James Howison's Data Wrangling course from the Information School at the University of Texas at Austin.
So far we have focused on modeling relationships. In addition there are frequently additional pieces of data that we want to store.
For example, we might want to record a person’s date of birth, or the weight of a book. These are not about the relationship between objects in the database, they are characteristics of the things in the database. We call these “attributes” when modeling, and they end up as additional columns in our tables.

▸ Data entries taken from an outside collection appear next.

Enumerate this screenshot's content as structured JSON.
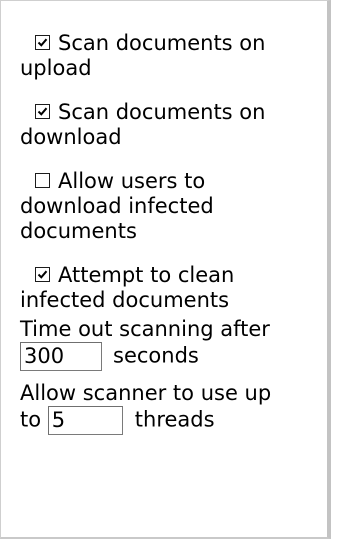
{
  "options": [
    {
      "label_a": "Scan documents on",
      "label_b": "upload",
      "checked": true
    },
    {
      "label_a": "Scan documents on",
      "label_b": "download",
      "checked": true
    },
    {
      "label_a": "Allow users to",
      "label_b": "download infected documents",
      "checked": false
    },
    {
      "label_a": "Attempt to clean",
      "label_b": "infected documents",
      "checked": true
    }
  ],
  "timeout": {
    "label": "Time out scanning after",
    "value": "300",
    "unit": "seconds"
  },
  "threads": {
    "label_a": "Allow scanner to use up",
    "prefix": "to",
    "value": "5",
    "unit": "threads"
  }
}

For example, we might add a date_of_birth
column to the people
table. Or a weight
column to the books
table.
In drawing our ER diagrams we represent these attributes in this way, adding to our Entity boxes:
Attributes don’t affect other aspects of the ER diagram. Here I show our Person habtm Hobby
example, but adding a date_of_birth
attribute to the Person entity.
We do not, though, need to have all our columns from our table as attributes in our ER diagram. The rule is that we only include attributes to communicate how we decided to model something. For example we have always had a name
column, but we haven’t included that as an attribute, because it is clear that things have names.
We also never include attributes for columns like id
or various foreign_id
columns. Those are already represented in the numbers and lines between entities, and they are just specific conventions about representing these relationships in tables. They don’t belong in the logical data modeling world of the ER diagram.

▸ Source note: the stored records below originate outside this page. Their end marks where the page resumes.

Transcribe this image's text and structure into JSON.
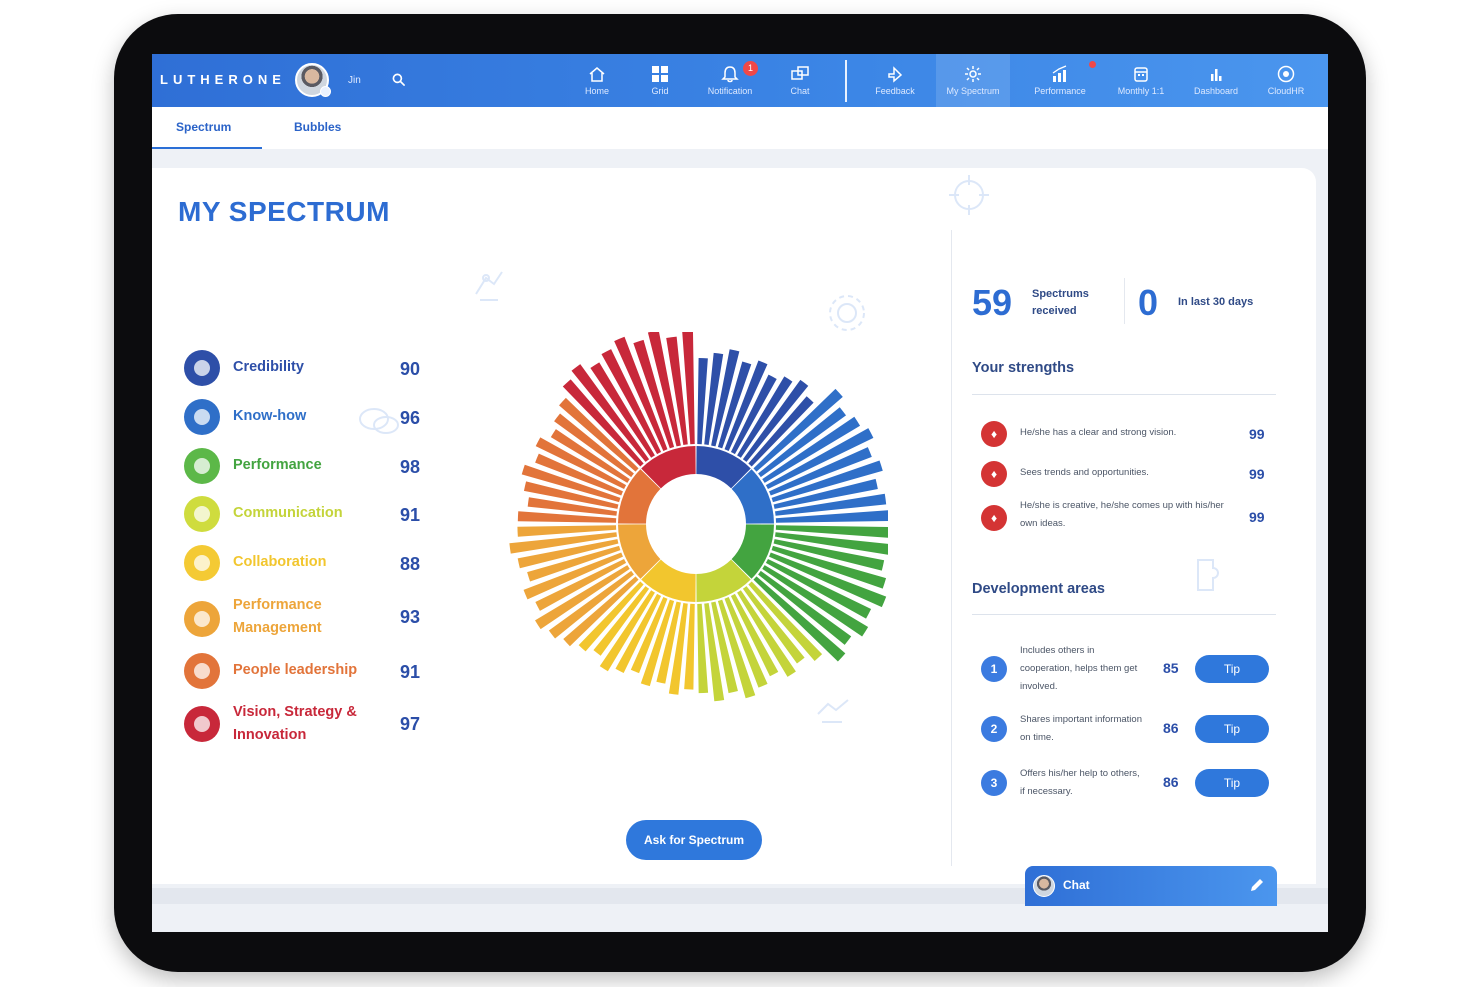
{
  "app": {
    "brand": "LUTHERONE",
    "user_name": "Jin"
  },
  "nav": [
    {
      "label": "Home",
      "icon": "home-icon",
      "badge": ""
    },
    {
      "label": "Grid",
      "icon": "grid-icon",
      "badge": ""
    },
    {
      "label": "Notification",
      "icon": "bell-icon",
      "badge": "1"
    },
    {
      "label": "Chat",
      "icon": "chat-icon",
      "badge": ""
    },
    {
      "label": "Feedback",
      "icon": "feedback-icon",
      "badge": ""
    },
    {
      "label": "My Spectrum",
      "icon": "spectrum-icon",
      "badge": ""
    },
    {
      "label": "Performance",
      "icon": "performance-icon",
      "badge": "dot"
    },
    {
      "label": "Monthly 1:1",
      "icon": "calendar-icon",
      "badge": ""
    },
    {
      "label": "Dashboard",
      "icon": "dashboard-icon",
      "badge": ""
    },
    {
      "label": "CloudHR",
      "icon": "cloud-icon",
      "badge": ""
    }
  ],
  "tabs": [
    {
      "label": "Spectrum",
      "active": true
    },
    {
      "label": "Bubbles",
      "active": false
    }
  ],
  "page_title": "MY SPECTRUM",
  "categories": [
    {
      "label": "Credibility",
      "value": 90,
      "color": "#2e4fa8"
    },
    {
      "label": "Know-how",
      "value": 96,
      "color": "#2f6fc8"
    },
    {
      "label": "Performance",
      "value": 98,
      "color": "#43a440"
    },
    {
      "label": "Communication",
      "value": 91,
      "color": "#c4d43a"
    },
    {
      "label": "Collaboration",
      "value": 88,
      "color": "#f2c62e"
    },
    {
      "label": "Performance Management",
      "value": 93,
      "color": "#eda53a"
    },
    {
      "label": "People leadership",
      "value": 91,
      "color": "#e2743a"
    },
    {
      "label": "Vision, Strategy & Innovation",
      "value": 97,
      "color": "#c8283a"
    }
  ],
  "ask_button": "Ask for Spectrum",
  "stats": {
    "received_count": "59",
    "received_label_1": "Spectrums",
    "received_label_2": "received",
    "recent_count": "0",
    "recent_label": "In last 30 days"
  },
  "strengths": {
    "title": "Your strengths",
    "items": [
      {
        "text": "He/she has a clear and strong vision.",
        "value": "99"
      },
      {
        "text": "Sees trends and opportunities.",
        "value": "99"
      },
      {
        "text": "He/she is creative, he/she comes up with his/her own ideas.",
        "value": "99"
      }
    ]
  },
  "development": {
    "title": "Development areas",
    "tip_label": "Tip",
    "items": [
      {
        "rank": "1",
        "text": "Includes others in cooperation, helps them get involved.",
        "value": "85"
      },
      {
        "rank": "2",
        "text": "Shares important information on time.",
        "value": "86"
      },
      {
        "rank": "3",
        "text": "Offers his/her help to others, if necessary.",
        "value": "86"
      }
    ]
  },
  "chat": {
    "label": "Chat"
  }
}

Note also that while our columns in our table sketch move horizontally (they are next to each other) the attribute list is vertical, one attribute per line.
Try to minimize which attributes are included in your ER diagrams. Use them to communicate—to call out your modeling decisions, not to exhaustively represent all columns/characteristics. Remember that database designs communicate (and since they are usually drawn on a whiteboard you really want to save space).
Knowing when something needs to be an entity and an attribute is part of your data modeling expertise. The answer is not always obvious and your sense will develop over time.
For example, it is entirely possible to model a date of birth as an entity:
We would then say
DateOfBirth has_many Person
Person belongs_to DateOfBirth
but then we would have introduced a whole new table dates_of_birth
with it’s own id
column, and a name
column which would include the actual date 2015-02-22
.
That’s a very long winded way of specifying a piece of information!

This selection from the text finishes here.